In January 2014, ViroPharma merged with Shire Pharmaceuticals. In a
letter dated February 5, 2014, Shire informed us that all existing
work under the License Agreement regarding the development of OX1
will continue. Shire is developing OX1 as a treatment for
Friedreich's Ataxia and possibly other diseases for which OX1 may
qualify for orphan drug designation. Under the License Agreement,
Intellect is entitled to an aggregate of up to $120 million in
milestone payments from Shire and a tiered royalty based on annual
net sales assuming successful advancement of the product to market;
of which there can be no assurance;
- Fund further animal studies related to TauC3, Intellect's
unique Alzheimer's drug candidate. Intellect's exclusive license
from Northwestern University to TauC3 for all therapeutic and
diagnostic applications remains in full force and effect. TauC3 is
a high affinity IgG monoclonal antibody that uniquely binds to
Asp421 at the C-terminus of Δtau, believed to be an important
mediator in tau pathology;
- Fund exploratory pre-clinical studies related to CONJUMAB-A, a
humanized monoclonal antibody specific for amyloid beta (Aβ). Its
uniqueness is that the antibody is chemically conjugated through a
maleimide-based linker to N-acetyl 5-methoxytryptamine (aka
melatonin), a potent antioxidant that has anti-amyloidogenic,
anti-inflammatory and anti-apoptotic properties. We are promoting
CONJUMAB-A as a particularly effective therapeutic candidate for
Age Related Macular Degeneration (AMD) the leading cause of
blindness in elderly people.
- Fund litigation expenses related to our ongoing dispute with
one of our licensees. We remain confident about prevailing in
this dispute; although there can be no assurance that we will
prevail.
- Maintain Dr. Daniel Chain, the Company's founder, developer of
its technology and former CEO and Chairman of the Board, as a
consultant to the Company to provide insight and guidance necessary
to advance the Company's asset portfolio.

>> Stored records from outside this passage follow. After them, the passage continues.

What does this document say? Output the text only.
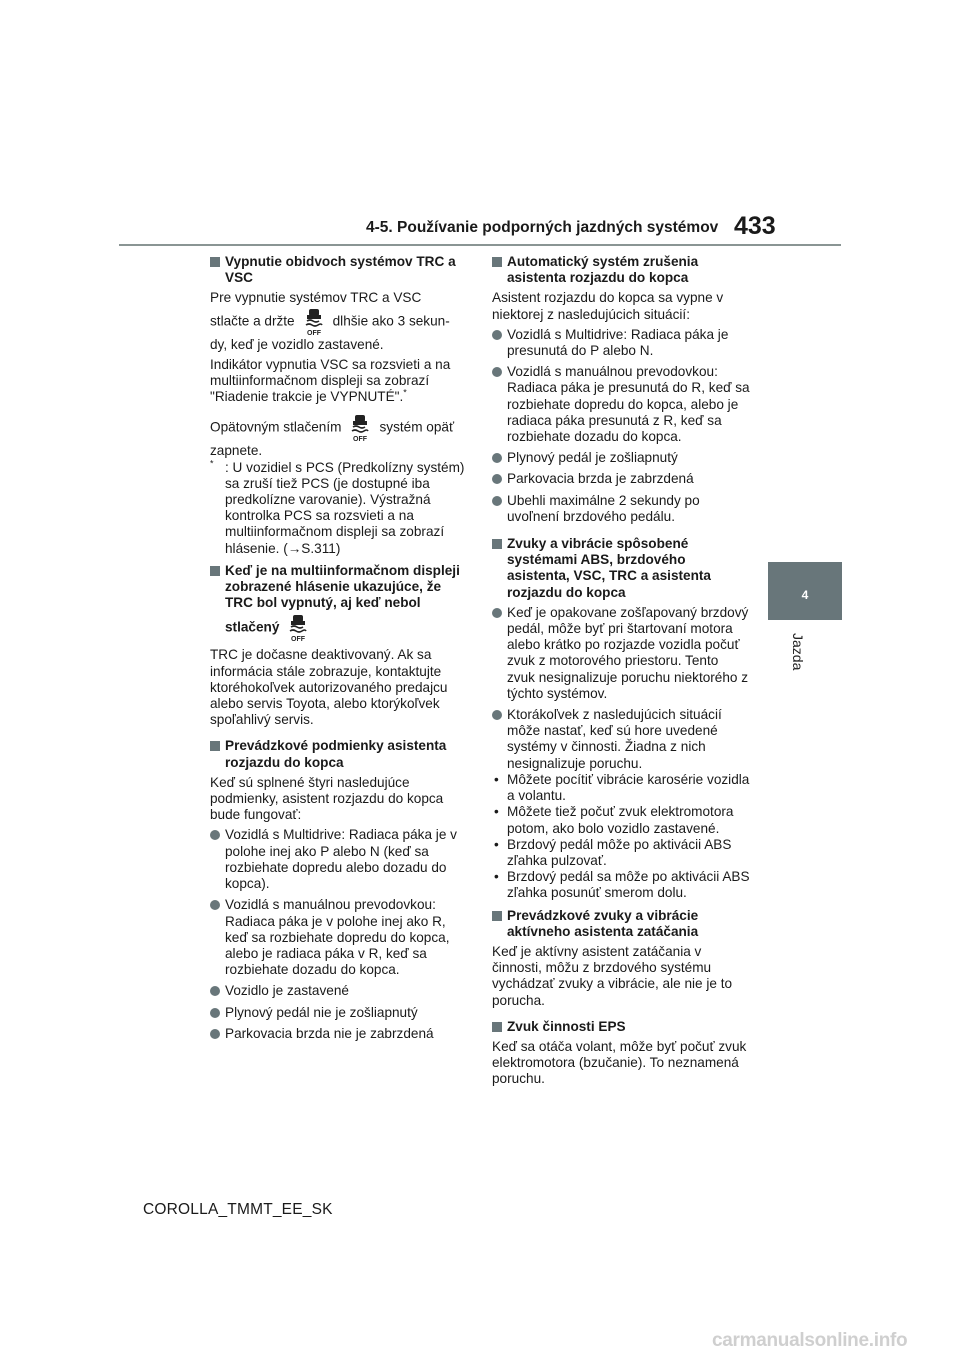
4-5. Používanie podporných jazdných systémov 433
4
Jazda
Vypnutie obidvoch systémov TRC a VSC
Pre vypnutie systémov TRC a VSC
stlačte a držte
OFF
dlhšie ako 3 sekun-
dy, keď je vozidlo zastavené.
Indikátor vypnutia VSC sa rozsvieti a na multiinformačnom displeji sa zobrazí "Riadenie trakcie je VYPNUTÉ".*
Opätovným stlačením
OFF
systém opäť
zapnete.
* : U vozidiel s PCS (Predkolízny systém) sa zruší tiež PCS (je dostupné iba predkolízne varovanie). Výstražná kontrolka PCS sa rozsvieti a na multiinformačnom displeji sa zobrazí hlásenie. (→S.311)
Keď je na multiinformačnom displeji zobrazené hlásenie ukazujúce, že TRC bol vypnutý, aj keď nebol
stlačený
OFF
TRC je dočasne deaktivovaný. Ak sa informácia stále zobrazuje, kontaktujte ktoréhokoľvek autorizovaného predajcu alebo servis Toyota, alebo ktorýkoľvek spoľahlivý servis.
Prevádzkové podmienky asistenta rozjazdu do kopca
Keď sú splnené štyri nasledujúce podmienky, asistent rozjazdu do kopca bude fungovať:
Vozidlá s Multidrive: Radiaca páka je v polohe inej ako P alebo N (keď sa rozbiehate dopredu alebo dozadu do kopca).
Vozidlá s manuálnou prevodovkou: Radiaca páka je v polohe inej ako R, keď sa rozbiehate dopredu do kopca, alebo je radiaca páka v R, keď sa rozbiehate dozadu do kopca.
Vozidlo je zastavené
Plynový pedál nie je zošliapnutý
Parkovacia brzda nie je zabrzdená
Automatický systém zrušenia asistenta rozjazdu do kopca
Asistent rozjazdu do kopca sa vypne v niektorej z nasledujúcich situácií:
Vozidlá s Multidrive: Radiaca páka je presunutá do P alebo N.
Vozidlá s manuálnou prevodovkou: Radiaca páka je presunutá do R, keď sa rozbiehate dopredu do kopca, alebo je radiaca páka presunutá z R, keď sa rozbiehate dozadu do kopca.
Plynový pedál je zošliapnutý
Parkovacia brzda je zabrzdená
Ubehli maximálne 2 sekundy po uvoľnení brzdového pedálu.
Zvuky a vibrácie spôsobené systémami ABS, brzdového asistenta, VSC, TRC a asistenta rozjazdu do kopca
Keď je opakovane zošľapovaný brzdový pedál, môže byť pri štartovaní motora alebo krátko po rozjazde vozidla počuť zvuk z motorového priestoru. Tento zvuk nesignalizuje poruchu niektorého z týchto systémov.
Ktorákoľvek z nasledujúcich situácií môže nastať, keď sú hore uvedené systémy v činnosti. Žiadna z nich nesignalizuje poruchu.
• Môžete pocítiť vibrácie karosérie vozidla a volantu.
• Môžete tiež počuť zvuk elektromotora potom, ako bolo vozidlo zastavené.
• Brzdový pedál môže po aktivácii ABS zľahka pulzovať.
• Brzdový pedál sa môže po aktivácii ABS zľahka posunúť smerom dolu.
Prevádzkové zvuky a vibrácie aktívneho asistenta zatáčania
Keď je aktívny asistent zatáčania v činnosti, môžu z brzdového systému vychádzať zvuky a vibrácie, ale nie je to porucha.
Zvuk činnosti EPS
Keď sa otáča volant, môže byť počuť zvuk elektromotora (bzučanie). To neznamená poruchu.
COROLLA_TMMT_EE_SK
carmanualsonline.info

In an effort to increase shareholder awareness of the Company's
progress, the Board has asked me to communicate with our
stakeholders on a regular basis through meetings, published updates
and timely responses to shareholder queries addressed to the
Company at ir@intellectns.com.
I look forward to updating you on our progress going forward and
appreciate your support. Thank you.
Sincerely,
/s/ Elliot Maza
Chief Executive Officer & CFO
Safe Harbor Statements Regarding Forward Looking
Statements
The statements in this letter made by representatives of
Intellect Neurosciences relating to matters that are not historical
facts , including without limitation, those regarding future
performance or financial results, the timing or potential outcomes
of research collaborations or clinical trials, any market that
might develop for any of Intellect's product candidates and the
sufficiency of Intellect's cash and other capital resources are
forward-looking statements that involve risks and uncertainties,
including, but not limited to, the likelihood that actual
performance or results could materially differ, that future
research will prove successful, the likelihood that any product in
the research pipeline will receive regulatory approval in the
United States or abroad, or Intellect's ability to fund such
efforts with or without partners. Intellect undertakes no
obligation to update any of these statements. Readers are cautioned
not to place undue reliance on these forward-looking statements,
which speak only as to the date hereof. Accordingly, any
forward-looking statements should be read in conjunction with the
additional risks and uncertainties detailed in Intellect's filings
with the Securities and Exchange Commission, including those
discussed in Intellect's Annual Report on Form 10-K (file no.
333-128226) filed on October 15, 2013 and Quarterly Report on Form
10-Q (file no. 333-128226), filed on May 20, 2014.